Bu politikaların hedefinin tam da katliamları, toplumu sindirme aracı olarak kullanmak gibi bir zihniyetin ürünü olduğunu bilelim. 10 Ekim, emek, demokrasi ve barışla gerçekleşmiş kitlesel bir buluşmaydı. En temel talep barıştı. Bazı kesimler belki barış kelimesinden hoşlanmıyorlar. Bu iktidarın barış kelimesinden nefret duyduğunu biliyoruz.
Oysa, aslında barış talebi ve mücadelesi kan ve katliamla kurulmak istenen rejimlere karşı en etkili yoldur. Barış derken kastettiğimizin ne olduğunu herkes iyi anlamalı, biz barış derken tam da bu kan ve katliam, faşizan rejime karşı mücadeleyi esas kılıyoruz. Barış talebimiz o nedenle, zulme zorbalığa karlı güçlü bir direnişin sembolüdür.

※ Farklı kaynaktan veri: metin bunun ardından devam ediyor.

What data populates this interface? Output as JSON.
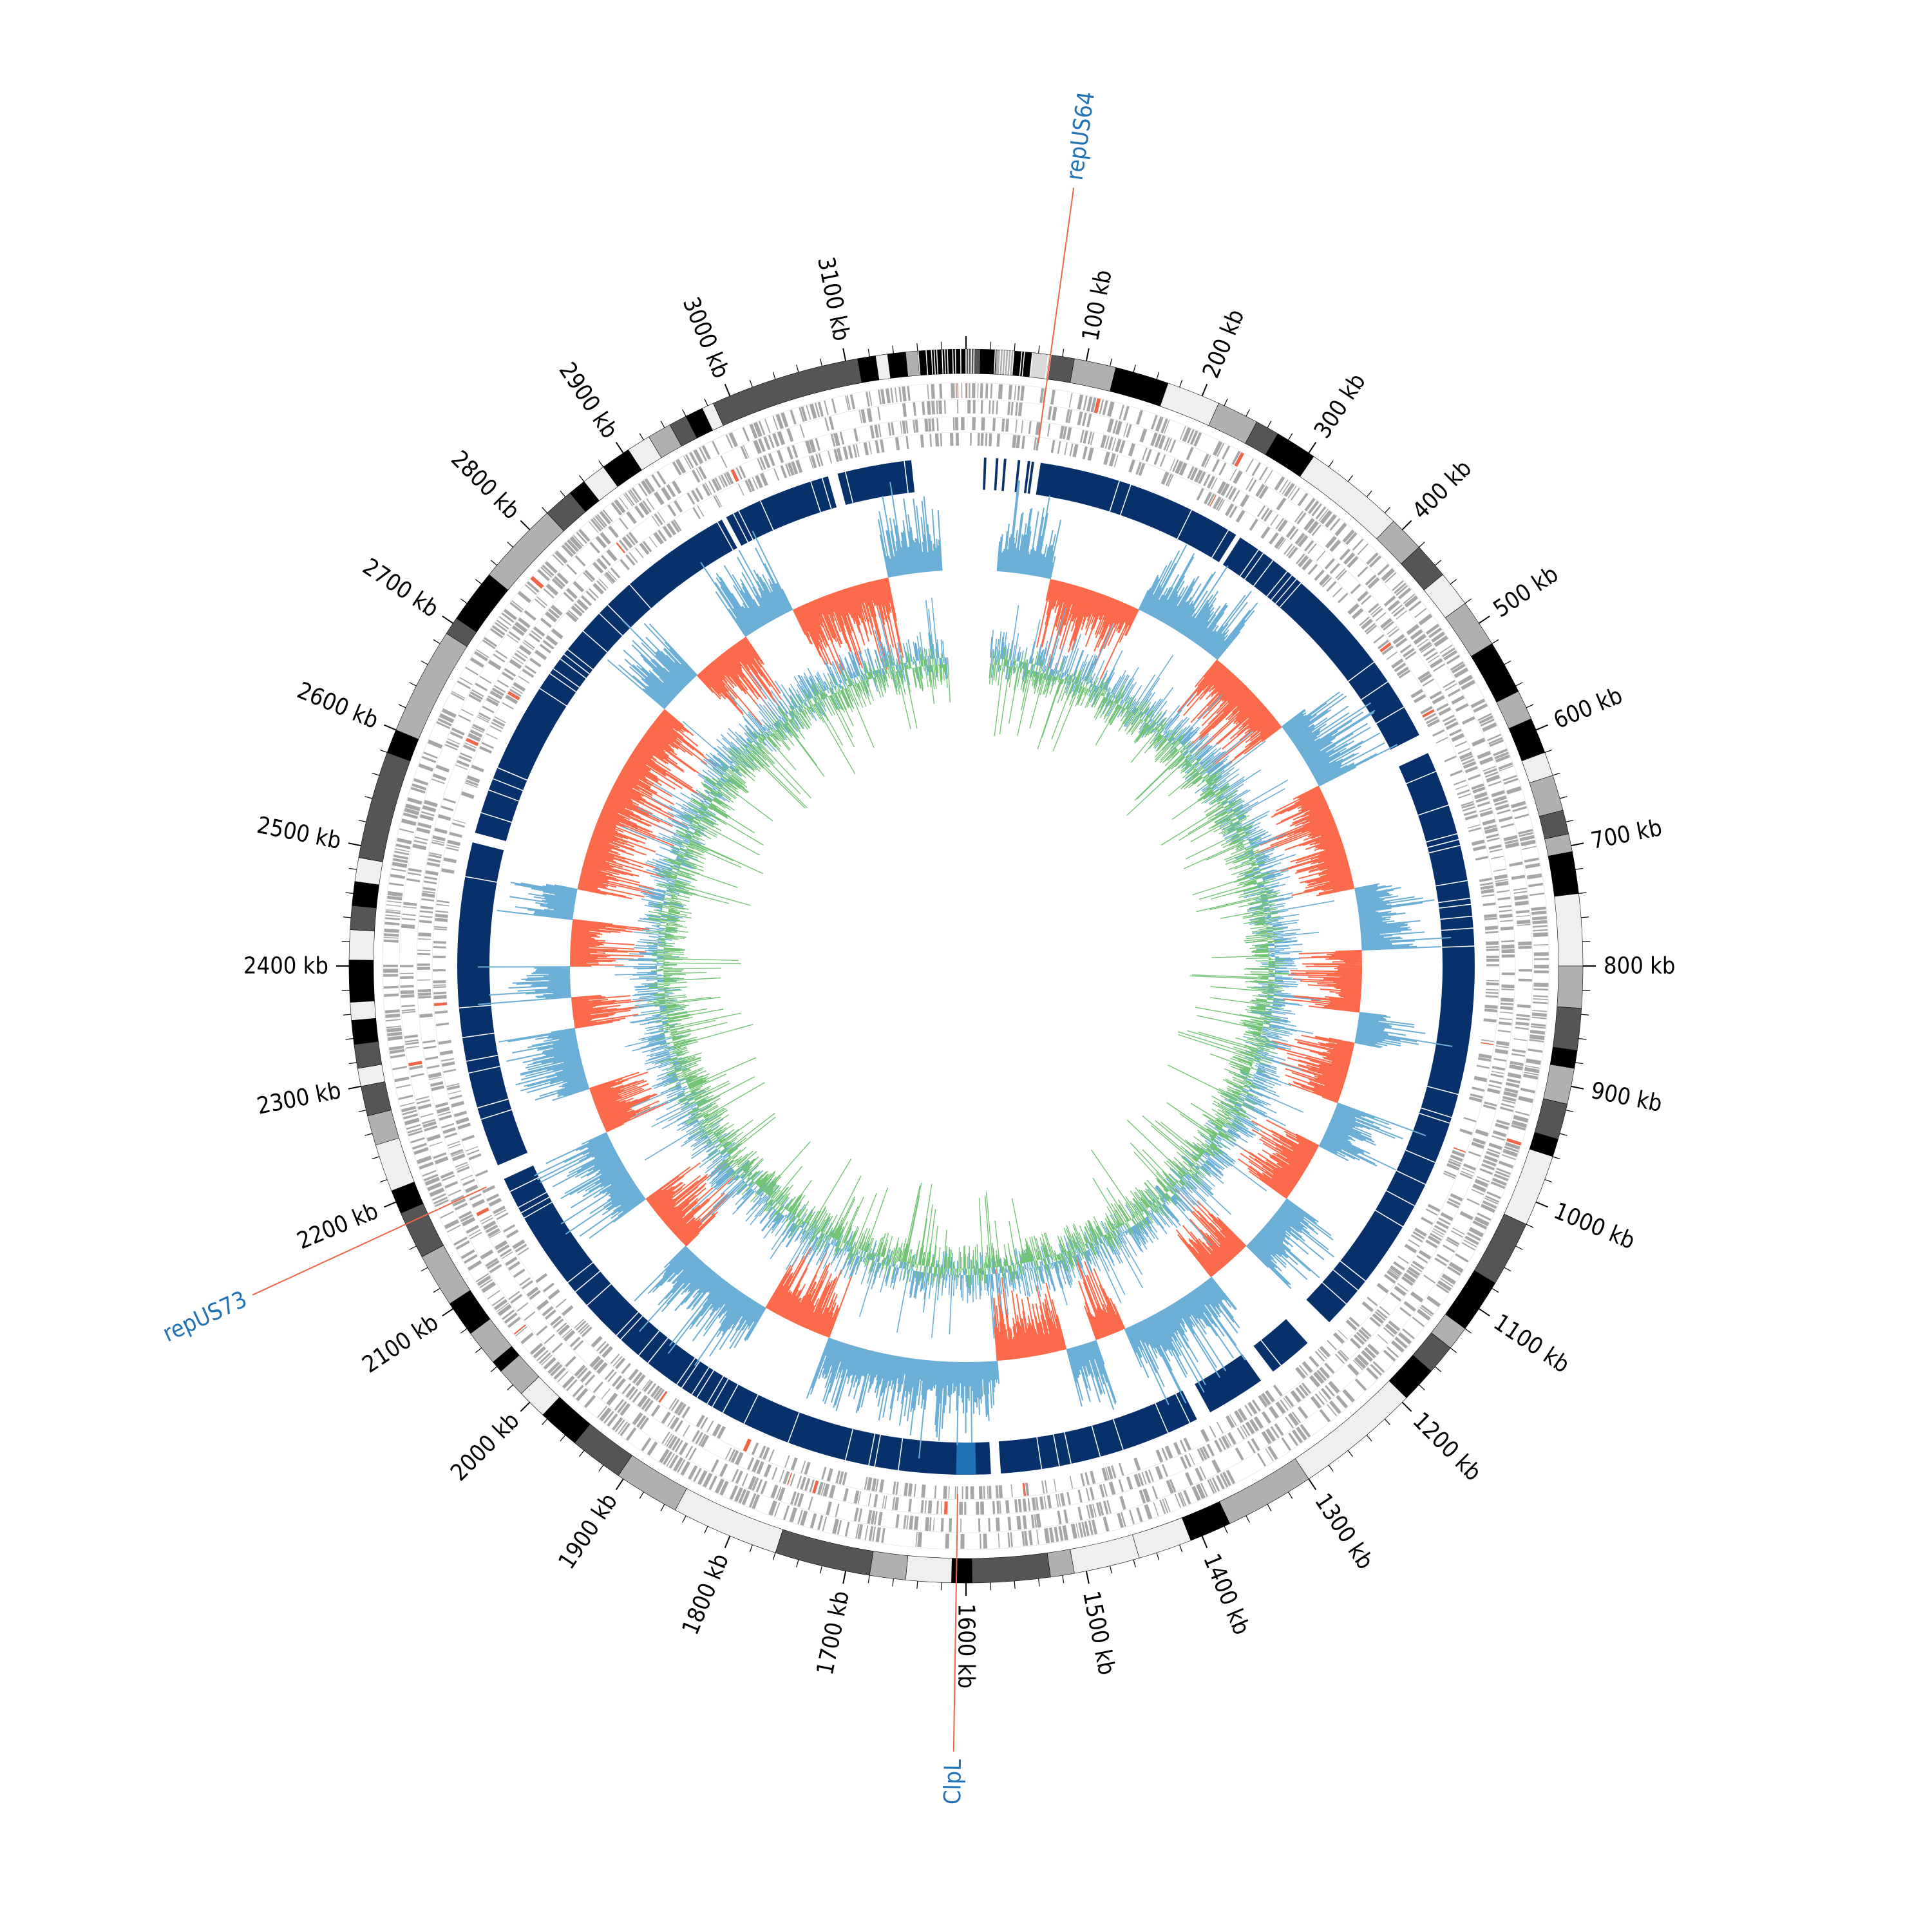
{
  "chart_data": {
    "type": "circular-genome-map",
    "genome_length_kb": 3200,
    "tick_labels": [
      {
        "kb": 100,
        "label": "100 kb"
      },
      {
        "kb": 200,
        "label": "200 kb"
      },
      {
        "kb": 300,
        "label": "300 kb"
      },
      {
        "kb": 400,
        "label": "400 kb"
      },
      {
        "kb": 500,
        "label": "500 kb"
      },
      {
        "kb": 600,
        "label": "600 kb"
      },
      {
        "kb": 700,
        "label": "700 kb"
      },
      {
        "kb": 800,
        "label": "800 kb"
      },
      {
        "kb": 900,
        "label": "900 kb"
      },
      {
        "kb": 1000,
        "label": "1000 kb"
      },
      {
        "kb": 1100,
        "label": "1100 kb"
      },
      {
        "kb": 1200,
        "label": "1200 kb"
      },
      {
        "kb": 1300,
        "label": "1300 kb"
      },
      {
        "kb": 1400,
        "label": "1400 kb"
      },
      {
        "kb": 1500,
        "label": "1500 kb"
      },
      {
        "kb": 1600,
        "label": "1600 kb"
      },
      {
        "kb": 1700,
        "label": "1700 kb"
      },
      {
        "kb": 1800,
        "label": "1800 kb"
      },
      {
        "kb": 1900,
        "label": "1900 kb"
      },
      {
        "kb": 2000,
        "label": "2000 kb"
      },
      {
        "kb": 2100,
        "label": "2100 kb"
      },
      {
        "kb": 2200,
        "label": "2200 kb"
      },
      {
        "kb": 2300,
        "label": "2300 kb"
      },
      {
        "kb": 2400,
        "label": "2400 kb"
      },
      {
        "kb": 2500,
        "label": "2500 kb"
      },
      {
        "kb": 2600,
        "label": "2600 kb"
      },
      {
        "kb": 2700,
        "label": "2700 kb"
      },
      {
        "kb": 2800,
        "label": "2800 kb"
      },
      {
        "kb": 2900,
        "label": "2900 kb"
      },
      {
        "kb": 3000,
        "label": "3000 kb"
      },
      {
        "kb": 3100,
        "label": "3100 kb"
      }
    ],
    "annotations": [
      {
        "label": "repUS64",
        "kb": 70
      },
      {
        "label": "ClpL",
        "kb": 1608
      },
      {
        "label": "repUS73",
        "kb": 2180
      }
    ],
    "contig_bands": [
      {
        "start": 0,
        "end": 12,
        "shade": "#555555"
      },
      {
        "start": 12,
        "end": 25,
        "shade": "#000000"
      },
      {
        "start": 25,
        "end": 40,
        "shade": "#b0b0b0"
      },
      {
        "start": 40,
        "end": 55,
        "shade": "#000000"
      },
      {
        "start": 55,
        "end": 70,
        "shade": "#d9d9d9"
      },
      {
        "start": 70,
        "end": 90,
        "shade": "#555555"
      },
      {
        "start": 90,
        "end": 125,
        "shade": "#b0b0b0"
      },
      {
        "start": 125,
        "end": 170,
        "shade": "#000000"
      },
      {
        "start": 170,
        "end": 215,
        "shade": "#efefef"
      },
      {
        "start": 215,
        "end": 250,
        "shade": "#b0b0b0"
      },
      {
        "start": 250,
        "end": 270,
        "shade": "#555555"
      },
      {
        "start": 270,
        "end": 305,
        "shade": "#000000"
      },
      {
        "start": 305,
        "end": 390,
        "shade": "#efefef"
      },
      {
        "start": 390,
        "end": 420,
        "shade": "#b0b0b0"
      },
      {
        "start": 420,
        "end": 450,
        "shade": "#555555"
      },
      {
        "start": 450,
        "end": 480,
        "shade": "#efefef"
      },
      {
        "start": 480,
        "end": 520,
        "shade": "#b0b0b0"
      },
      {
        "start": 520,
        "end": 565,
        "shade": "#000000"
      },
      {
        "start": 565,
        "end": 590,
        "shade": "#b0b0b0"
      },
      {
        "start": 590,
        "end": 620,
        "shade": "#000000"
      },
      {
        "start": 620,
        "end": 640,
        "shade": "#efefef"
      },
      {
        "start": 640,
        "end": 670,
        "shade": "#b0b0b0"
      },
      {
        "start": 670,
        "end": 690,
        "shade": "#555555"
      },
      {
        "start": 690,
        "end": 705,
        "shade": "#b0b0b0"
      },
      {
        "start": 705,
        "end": 740,
        "shade": "#000000"
      },
      {
        "start": 740,
        "end": 800,
        "shade": "#efefef"
      },
      {
        "start": 800,
        "end": 835,
        "shade": "#b0b0b0"
      },
      {
        "start": 835,
        "end": 870,
        "shade": "#555555"
      },
      {
        "start": 870,
        "end": 885,
        "shade": "#000000"
      },
      {
        "start": 885,
        "end": 915,
        "shade": "#b0b0b0"
      },
      {
        "start": 915,
        "end": 945,
        "shade": "#555555"
      },
      {
        "start": 945,
        "end": 960,
        "shade": "#000000"
      },
      {
        "start": 960,
        "end": 1020,
        "shade": "#efefef"
      },
      {
        "start": 1020,
        "end": 1075,
        "shade": "#555555"
      },
      {
        "start": 1075,
        "end": 1120,
        "shade": "#000000"
      },
      {
        "start": 1120,
        "end": 1140,
        "shade": "#b0b0b0"
      },
      {
        "start": 1140,
        "end": 1165,
        "shade": "#555555"
      },
      {
        "start": 1165,
        "end": 1195,
        "shade": "#000000"
      },
      {
        "start": 1195,
        "end": 1300,
        "shade": "#efefef"
      },
      {
        "start": 1300,
        "end": 1375,
        "shade": "#b0b0b0"
      },
      {
        "start": 1375,
        "end": 1410,
        "shade": "#000000"
      },
      {
        "start": 1410,
        "end": 1455,
        "shade": "#efefef"
      },
      {
        "start": 1455,
        "end": 1510,
        "shade": "#efefef"
      },
      {
        "start": 1510,
        "end": 1530,
        "shade": "#b0b0b0"
      },
      {
        "start": 1530,
        "end": 1595,
        "shade": "#555555"
      },
      {
        "start": 1595,
        "end": 1612,
        "shade": "#000000"
      },
      {
        "start": 1612,
        "end": 1650,
        "shade": "#efefef"
      },
      {
        "start": 1650,
        "end": 1680,
        "shade": "#b0b0b0"
      },
      {
        "start": 1680,
        "end": 1760,
        "shade": "#555555"
      },
      {
        "start": 1760,
        "end": 1850,
        "shade": "#efefef"
      },
      {
        "start": 1850,
        "end": 1905,
        "shade": "#b0b0b0"
      },
      {
        "start": 1905,
        "end": 1950,
        "shade": "#555555"
      },
      {
        "start": 1950,
        "end": 1985,
        "shade": "#000000"
      },
      {
        "start": 1985,
        "end": 2010,
        "shade": "#efefef"
      },
      {
        "start": 2010,
        "end": 2035,
        "shade": "#b0b0b0"
      },
      {
        "start": 2035,
        "end": 2045,
        "shade": "#000000"
      },
      {
        "start": 2045,
        "end": 2075,
        "shade": "#b0b0b0"
      },
      {
        "start": 2075,
        "end": 2105,
        "shade": "#000000"
      },
      {
        "start": 2105,
        "end": 2150,
        "shade": "#b0b0b0"
      },
      {
        "start": 2150,
        "end": 2190,
        "shade": "#555555"
      },
      {
        "start": 2190,
        "end": 2210,
        "shade": "#000000"
      },
      {
        "start": 2210,
        "end": 2250,
        "shade": "#efefef"
      },
      {
        "start": 2250,
        "end": 2275,
        "shade": "#b0b0b0"
      },
      {
        "start": 2275,
        "end": 2300,
        "shade": "#555555"
      },
      {
        "start": 2300,
        "end": 2315,
        "shade": "#efefef"
      },
      {
        "start": 2315,
        "end": 2335,
        "shade": "#555555"
      },
      {
        "start": 2335,
        "end": 2355,
        "shade": "#000000"
      },
      {
        "start": 2355,
        "end": 2370,
        "shade": "#efefef"
      },
      {
        "start": 2370,
        "end": 2405,
        "shade": "#000000"
      },
      {
        "start": 2405,
        "end": 2430,
        "shade": "#efefef"
      },
      {
        "start": 2430,
        "end": 2450,
        "shade": "#555555"
      },
      {
        "start": 2450,
        "end": 2470,
        "shade": "#000000"
      },
      {
        "start": 2470,
        "end": 2490,
        "shade": "#efefef"
      },
      {
        "start": 2490,
        "end": 2580,
        "shade": "#555555"
      },
      {
        "start": 2580,
        "end": 2600,
        "shade": "#000000"
      },
      {
        "start": 2600,
        "end": 2690,
        "shade": "#b0b0b0"
      },
      {
        "start": 2690,
        "end": 2705,
        "shade": "#555555"
      },
      {
        "start": 2705,
        "end": 2750,
        "shade": "#000000"
      },
      {
        "start": 2750,
        "end": 2820,
        "shade": "#b0b0b0"
      },
      {
        "start": 2820,
        "end": 2845,
        "shade": "#555555"
      },
      {
        "start": 2845,
        "end": 2860,
        "shade": "#000000"
      },
      {
        "start": 2860,
        "end": 2880,
        "shade": "#efefef"
      },
      {
        "start": 2880,
        "end": 2905,
        "shade": "#000000"
      },
      {
        "start": 2905,
        "end": 2925,
        "shade": "#efefef"
      },
      {
        "start": 2925,
        "end": 2945,
        "shade": "#b0b0b0"
      },
      {
        "start": 2945,
        "end": 2960,
        "shade": "#555555"
      },
      {
        "start": 2960,
        "end": 2975,
        "shade": "#000000"
      },
      {
        "start": 2975,
        "end": 2985,
        "shade": "#efefef"
      },
      {
        "start": 2985,
        "end": 3110,
        "shade": "#555555"
      },
      {
        "start": 3110,
        "end": 3125,
        "shade": "#000000"
      },
      {
        "start": 3125,
        "end": 3135,
        "shade": "#efefef"
      },
      {
        "start": 3135,
        "end": 3150,
        "shade": "#000000"
      },
      {
        "start": 3150,
        "end": 3160,
        "shade": "#b0b0b0"
      },
      {
        "start": 3160,
        "end": 3200,
        "shade": "#000000"
      }
    ],
    "blue_gaps": [
      {
        "start": 3145,
        "end": 3200
      },
      {
        "start": 0,
        "end": 75
      },
      {
        "start": 285,
        "end": 290
      },
      {
        "start": 560,
        "end": 580
      },
      {
        "start": 1195,
        "end": 1225
      },
      {
        "start": 1270,
        "end": 1285
      },
      {
        "start": 1345,
        "end": 1360
      },
      {
        "start": 1565,
        "end": 1575
      },
      {
        "start": 2180,
        "end": 2195
      },
      {
        "start": 2525,
        "end": 2535
      },
      {
        "start": 2945,
        "end": 2950
      },
      {
        "start": 3060,
        "end": 3070
      }
    ],
    "gc_skew_signs": [
      {
        "start": 0,
        "end": 110,
        "sign": "+"
      },
      {
        "start": 110,
        "end": 230,
        "sign": "-"
      },
      {
        "start": 230,
        "end": 350,
        "sign": "+"
      },
      {
        "start": 350,
        "end": 470,
        "sign": "-"
      },
      {
        "start": 470,
        "end": 560,
        "sign": "+"
      },
      {
        "start": 560,
        "end": 700,
        "sign": "-"
      },
      {
        "start": 700,
        "end": 780,
        "sign": "+"
      },
      {
        "start": 780,
        "end": 860,
        "sign": "-"
      },
      {
        "start": 860,
        "end": 900,
        "sign": "+"
      },
      {
        "start": 900,
        "end": 980,
        "sign": "-"
      },
      {
        "start": 980,
        "end": 1040,
        "sign": "+"
      },
      {
        "start": 1040,
        "end": 1120,
        "sign": "-"
      },
      {
        "start": 1120,
        "end": 1200,
        "sign": "+"
      },
      {
        "start": 1200,
        "end": 1260,
        "sign": "-"
      },
      {
        "start": 1260,
        "end": 1390,
        "sign": "+"
      },
      {
        "start": 1390,
        "end": 1430,
        "sign": "-"
      },
      {
        "start": 1430,
        "end": 1470,
        "sign": "+"
      },
      {
        "start": 1470,
        "end": 1560,
        "sign": "-"
      },
      {
        "start": 1560,
        "end": 1780,
        "sign": "+"
      },
      {
        "start": 1780,
        "end": 1870,
        "sign": "-"
      },
      {
        "start": 1870,
        "end": 2000,
        "sign": "+"
      },
      {
        "start": 2000,
        "end": 2080,
        "sign": "-"
      },
      {
        "start": 2080,
        "end": 2180,
        "sign": "+"
      },
      {
        "start": 2180,
        "end": 2240,
        "sign": "-"
      },
      {
        "start": 2240,
        "end": 2320,
        "sign": "+"
      },
      {
        "start": 2320,
        "end": 2360,
        "sign": "-"
      },
      {
        "start": 2360,
        "end": 2400,
        "sign": "+"
      },
      {
        "start": 2400,
        "end": 2460,
        "sign": "-"
      },
      {
        "start": 2460,
        "end": 2500,
        "sign": "+"
      },
      {
        "start": 2500,
        "end": 2760,
        "sign": "-"
      },
      {
        "start": 2760,
        "end": 2820,
        "sign": "+"
      },
      {
        "start": 2820,
        "end": 2900,
        "sign": "-"
      },
      {
        "start": 2900,
        "end": 2970,
        "sign": "+"
      },
      {
        "start": 2970,
        "end": 3100,
        "sign": "-"
      },
      {
        "start": 3100,
        "end": 3200,
        "sign": "+"
      }
    ],
    "colors": {
      "feature_gray": "#a6a6a6",
      "feature_highlight": "#ef6548",
      "similarity_track": "#08306b",
      "similarity_highlight": "#2171b5",
      "skew_positive": "#6baed6",
      "skew_negative": "#fb6a4a",
      "gc_content": "#74c476",
      "gc_overlay": "#6baed6",
      "annotation_line": "#ef6548",
      "annotation_text": "#2171b5"
    }
  }
}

Bu iktidar yeni bir rejim inşa ederken yeni bir hafıza da kurma ihtiyacı duyuyordu. Çünkü her yeni rejim yeni bir hafızayla ayakta kalabileceğini düşünür. Oysa, tam da bu noktada bizim yapmamız gereken bu hafıza inşasına karşı çıkmaktır. Bu topraklarda ve dünyada her türlü sömürüye soyguna kaynaklık eden savaş politikalarına karşı büyük bir barış iradesi olmuştur, bu topraklarda da olmuştur.
Sömürüye, talana karşı güçlü bir barış iradesinin ortaya çıkmasının köklerini kurutmak istiyorlar. Böyle bir hafıza inşa ettiklerinde eskiyi unutturabileceklerini düşünüyorlar.
10 Ekim'de katliama giden yolun devlet eliyle nasıl açıldığını gördük, 7 yıldır yargılamaların nasıl bir mizansenle yürütüldüğünü görüyoruz. Bu hafızayı sildiklerinde tarihi yeniden başlatabileceklerine inanıyorlar.